Understand the tax rates in UAE VAT to better assess your business’s readiness for group registration.

Tax Group Benefits

  1. Simplified Compliance & Administration:

Enables streamlined registration process for all taxable persons eligible to form a tax group, under a single tax registration. Also, filing a single consolidated tax return significantly reduces administrative burden and compliance costs compared to individual filings. For more insights on VAT refunds, visit our comprehensive guide on navigating VAT refunds in Dubai.

  1. Benefit of offset of tax losses:

Allows for the offsetting of losses incurred by one entity against profits of another belonging to the same tax group, leading to immediate tax savings and improved cash flow.  By utilizing group-wide losses to offset overall taxable income, the tax group can achieve a lower overall tax burden compared to individual entities filing separately. Explore the benefits of outsourcing accounting services in Dubai to manage tax-related compliance effectively.

  1. Reduced Transfer Pricing Complexity:

Eliminates the need for arm’s-length pricing analysis for transactions between group entities, reducing associated compliance costs & by lowering the risk of scrutiny, subject to certain exceptional cases wherein arm’s length is required to complied with.

UAE Tax Group Drawbacks

  1. Strict Eligibility criteria:

Taxable persons are required to fulfill all the conditions laid down under the law in order to be eligible to form a tax group. These conditions are primarily focused on parent-subsidiary relationships. Due to these strict criteria, many entities cannot form a tax group.

  1. Loss of Individual Exemption:

The basic exemption limit of AED 375000 is applied collectively, meaning individual members lose their individual exemption thresholds. This can increase the tax liability for groups with lower overall profitability. Small business relief threshold of AED 3 million is also applied collectively to the tax group, lowering the chance of obtaining the benefit. For a detailed understanding of UAE corporate tax thresholds, check our comprehensive guide.

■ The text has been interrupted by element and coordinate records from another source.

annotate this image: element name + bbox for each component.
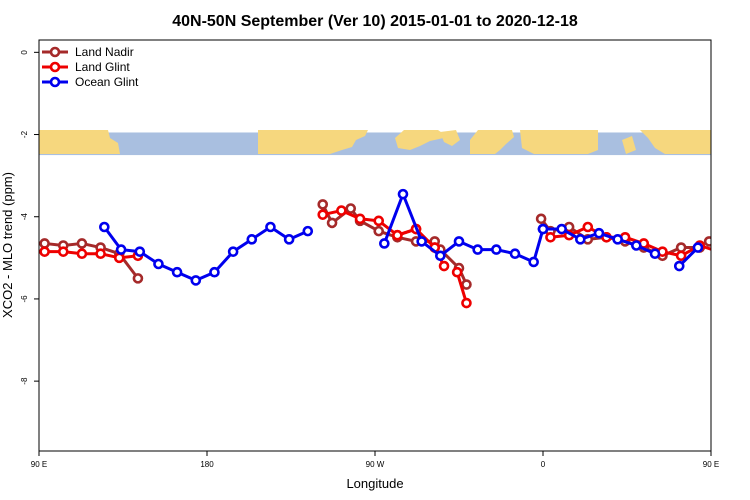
- y-tick-label: -2: [20, 130, 29, 138]
- data-point-land-nadir: [39, 238, 50, 249]
- data-point-land-nadir: [373, 225, 385, 237]
- legend-item-ocean-glint: Ocean Glint: [42, 75, 139, 89]
- data-point-ocean-glint: [99, 221, 110, 233]
- data-point-land-nadir: [317, 199, 329, 210]
- y-axis-label: XCO2 - MLO trend (ppm): [0, 172, 15, 318]
- data-point-land-glint: [675, 250, 687, 262]
- data-point-land-glint: [317, 209, 329, 220]
- data-point-land-glint: [392, 229, 403, 241]
- data-point-ocean-glint: [435, 250, 446, 262]
- data-point-ocean-glint: [556, 223, 567, 235]
- y-tick-label: -4: [20, 213, 29, 221]
- data-point-land-glint: [95, 248, 106, 260]
- data-point-land-glint: [76, 248, 88, 260]
- data-point-ocean-glint: [612, 234, 623, 245]
- y-tick-label: -6: [20, 295, 29, 303]
- data-point-land-glint: [373, 215, 385, 227]
- x-axis-label: Longitude: [346, 476, 403, 491]
- legend-label: Land Glint: [75, 60, 130, 74]
- data-point-ocean-glint: [491, 244, 502, 255]
- data-point-land-nadir: [345, 203, 357, 214]
- data-point-land-glint: [582, 221, 594, 233]
- data-point-ocean-glint: [153, 258, 164, 270]
- data-point-land-nadir: [132, 273, 144, 284]
- legend-item-land-glint: Land Glint: [42, 60, 130, 74]
- legend-marker: [49, 76, 61, 88]
- data-point-ocean-glint: [397, 188, 409, 200]
- data-point-land-nadir: [675, 242, 687, 253]
- data-point-ocean-glint: [631, 240, 642, 251]
- data-point-land-glint: [336, 205, 347, 216]
- data-point-ocean-glint: [673, 260, 685, 272]
- map-strip: [39, 130, 711, 156]
- data-point-land-glint: [451, 266, 463, 278]
- data-point-land-nadir: [724, 239, 732, 247]
- data-point-ocean-glint: [537, 223, 549, 235]
- map-land: [39, 130, 711, 154]
- data-point-land-glint: [57, 246, 69, 257]
- data-point-ocean-glint: [692, 242, 704, 253]
- data-point-land-glint: [113, 252, 125, 264]
- data-point-ocean-glint: [246, 234, 258, 245]
- legend-marker: [49, 61, 61, 73]
- x-tick-label: 90 E: [31, 460, 47, 469]
- data-point-ocean-glint: [227, 246, 239, 257]
- data-point-ocean-glint: [416, 236, 427, 247]
- series-line-land-nadir: [708, 239, 711, 244]
- plot-frame: [38, 39, 712, 452]
- data-point-ocean-glint: [472, 244, 483, 255]
- x-tick-label: 90 E: [703, 460, 719, 469]
- data-point-ocean-glint: [509, 248, 521, 260]
- x-tick-label: 90 W: [366, 460, 385, 469]
- series-layer: [39, 188, 750, 309]
- data-point-ocean-glint: [528, 256, 539, 268]
- data-point-land-glint: [545, 231, 556, 243]
- data-point-ocean-glint: [134, 246, 146, 257]
- ytick-group: 0 -2 -4 -6 -8: [20, 50, 39, 385]
- series-line-ocean-glint: [382, 192, 545, 264]
- legend-marker: [49, 46, 61, 58]
- legend-label: Ocean Glint: [75, 75, 139, 89]
- data-point-land-glint: [733, 246, 741, 254]
- data-point-ocean-glint: [593, 227, 605, 239]
- data-point-land-nadir: [742, 242, 750, 250]
- series-line-land-glint: [455, 271, 468, 304]
- data-point-ocean-glint: [171, 266, 183, 278]
- data-point-ocean-glint: [283, 234, 295, 245]
- y-tick-label: 0: [20, 50, 29, 55]
- data-point-ocean-glint: [575, 234, 586, 245]
- data-point-land-nadir: [461, 279, 472, 290]
- data-point-land-nadir: [76, 238, 88, 249]
- data-point-land-glint: [438, 260, 450, 272]
- data-point-land-nadir: [535, 213, 547, 225]
- chart-title: 40N-50N September (Ver 10) 2015-01-01 to…: [172, 13, 578, 30]
- series-ocean-glint: [99, 188, 704, 286]
- data-point-land-nadir: [703, 236, 711, 247]
- data-point-ocean-glint: [190, 275, 202, 286]
- x-tick-label: 0: [541, 460, 546, 469]
- data-point-ocean-glint: [265, 221, 276, 233]
- map-ocean: [39, 132, 711, 156]
- y-tick-label: -8: [20, 377, 29, 385]
- x-tick-label: 180: [200, 460, 214, 469]
- data-point-ocean-glint: [379, 238, 390, 249]
- data-point-land-glint: [714, 248, 722, 256]
- data-point-ocean-glint: [649, 248, 661, 260]
- data-point-land-glint: [39, 246, 50, 257]
- data-point-ocean-glint: [453, 236, 465, 247]
- data-point-land-glint: [461, 297, 472, 309]
- data-point-land-glint: [354, 213, 366, 225]
- data-point-ocean-glint: [302, 225, 314, 237]
- xtick-group: 90 E 180 90 W 0 90 E: [31, 451, 719, 469]
- legend-label: Land Nadir: [75, 45, 134, 59]
- legend-item-land-nadir: Land Nadir: [42, 45, 134, 59]
- data-point-ocean-glint: [115, 244, 127, 255]
- data-point-ocean-glint: [209, 266, 220, 278]
- data-point-land-nadir: [326, 217, 338, 229]
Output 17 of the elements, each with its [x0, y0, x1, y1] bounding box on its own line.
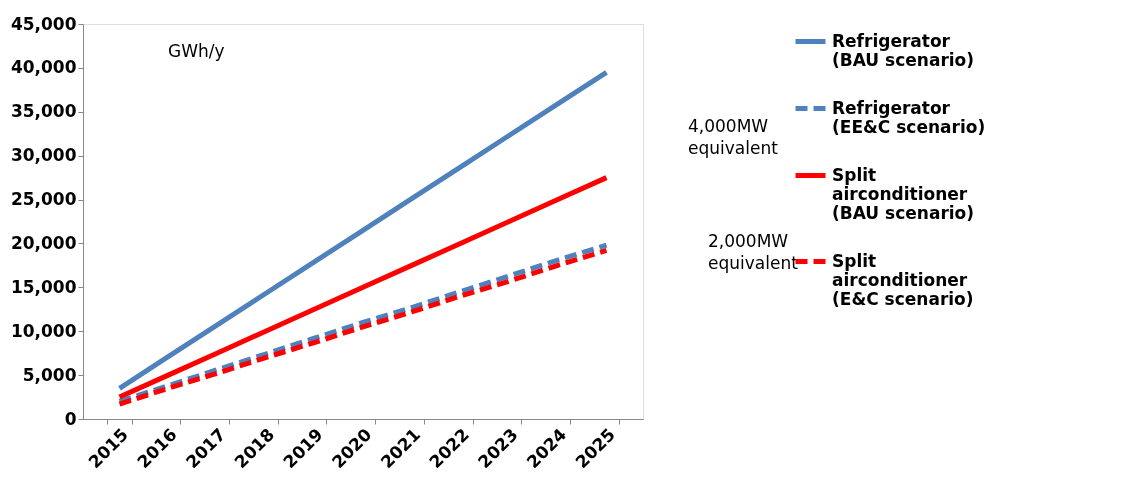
- text: 4,000MW equivalent: [688, 116, 779, 158]
- y-tick-label: 35,000: [10, 101, 77, 122]
- y-tick-label: 10,000: [10, 320, 77, 341]
- y-tick-label: 40,000: [10, 57, 77, 78]
- text: 2,000MW equivalent: [708, 231, 799, 273]
- y-tick-label: 25,000: [10, 189, 77, 210]
- legend-label: Refrigerator (EE&C scenario): [832, 97, 986, 137]
- y-tick-label: 0: [64, 408, 77, 429]
- legend-label: Split airconditioner (BAU scenario): [832, 164, 975, 223]
- y-tick-label: 15,000: [10, 276, 77, 297]
- y-tick-label: 20,000: [10, 232, 77, 253]
- legend-label: Refrigerator (BAU scenario): [832, 30, 975, 70]
- y-tick-label: 45,000: [10, 13, 77, 34]
- annotation: GWh/y: [168, 41, 225, 61]
- y-tick-label: 30,000: [10, 145, 77, 166]
- y-tick-label: 5,000: [22, 364, 77, 385]
- legend-label: Split airconditioner (E&C scenario): [832, 250, 974, 309]
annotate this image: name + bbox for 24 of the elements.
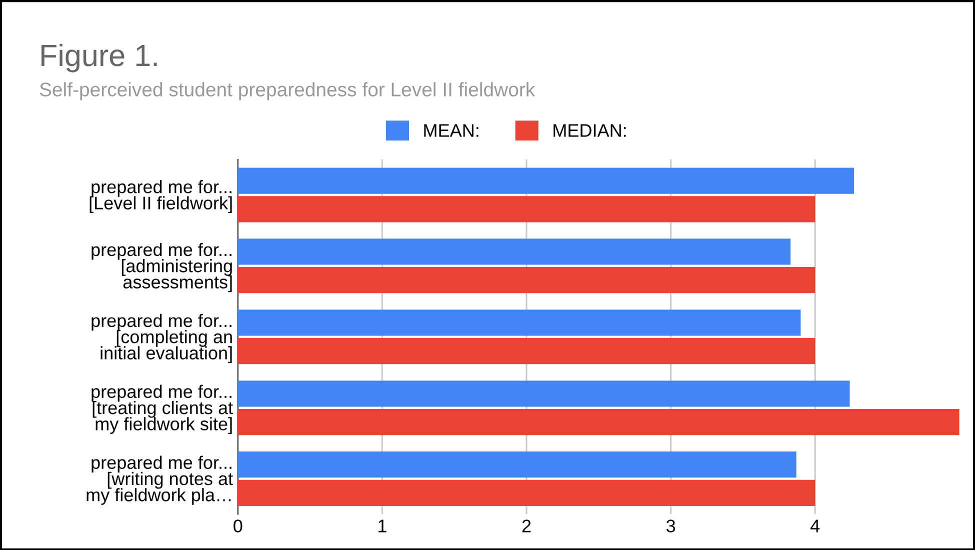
bar xyxy=(238,380,850,407)
bar xyxy=(238,196,816,222)
bar xyxy=(238,452,796,478)
y-tick-label: prepared me for... [writing notes at my fieldwork pla… xyxy=(86,456,233,505)
x-tick-label: 3 xyxy=(666,520,676,532)
bar xyxy=(238,408,960,436)
bar xyxy=(238,267,816,294)
chart-title: Figure 1. xyxy=(42,44,157,72)
chart-subtitle: Self-perceived student preparedness for Level II fieldwork xyxy=(40,82,536,100)
y-tick-label: prepared me for... [completing an initial evaluation] xyxy=(92,314,232,364)
y-tick-label: prepared me for... [treating clients at my fieldwork site] xyxy=(92,384,233,434)
bar xyxy=(238,480,816,506)
y-tick-label: prepared me for... [administering assessments] xyxy=(92,242,232,292)
x-tick-label: 4 xyxy=(810,520,820,532)
bar xyxy=(238,310,801,336)
legend-label: MEAN: xyxy=(424,124,478,137)
x-tick-label: 2 xyxy=(522,520,531,532)
x-tick-label: 0 xyxy=(234,520,242,532)
y-tick-label: prepared me for... [Level II fieldwork] xyxy=(90,180,232,214)
legend-label: MEDIAN: xyxy=(554,124,626,137)
bar xyxy=(238,168,854,194)
bar xyxy=(238,338,816,364)
x-tick-label: 1 xyxy=(378,520,386,532)
bar xyxy=(238,238,791,265)
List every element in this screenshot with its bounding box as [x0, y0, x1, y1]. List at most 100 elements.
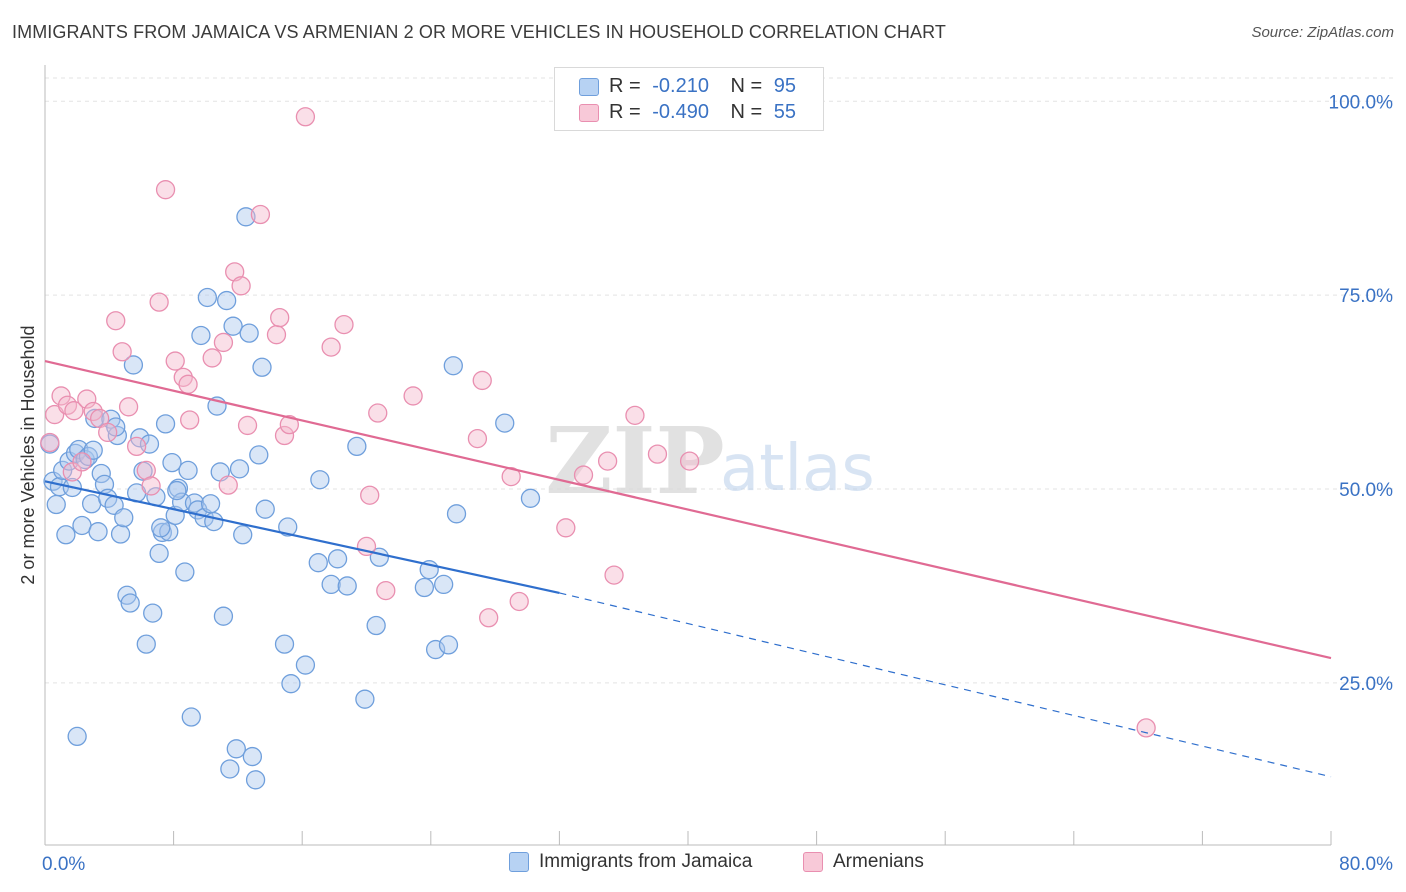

  1. Increased Accounting Complexity:

The requirement to prepare consolidated financial statements can increase accounting complexity and costs compared to individual financial statement preparation.

  1. Joint and Several Liability:

All taxable persons forming the tax group are jointly and severally liable for the tax liability of the entire group. This increases the potential financial risk for each of the taxable person.

  1. Challenges posed at the time of reconstitution/restructuring:

Any changes in group’s constitution, such as entry, exits and mergers and acquisitions can create complexities in tax group administration and compliance, as the Law specifies rules for offset & carry forward & forfeiture of losses in the case of reconstitution or restructuring.

Learn about the common tax mistakes businesses make and how to avoid them to mitigate risks.

To summarize, forming a corporate tax group offers significant advantages & also presents certain challenges. Businesses should carefully evaluate their specific circumstances and assess whether the potential benefits of forming a tax group outweigh the potential drawbacks. Professional tax advice is crucial to determine eligibility, assess the potential tax implications, understand and analyze the complexities of tax group formation and administration.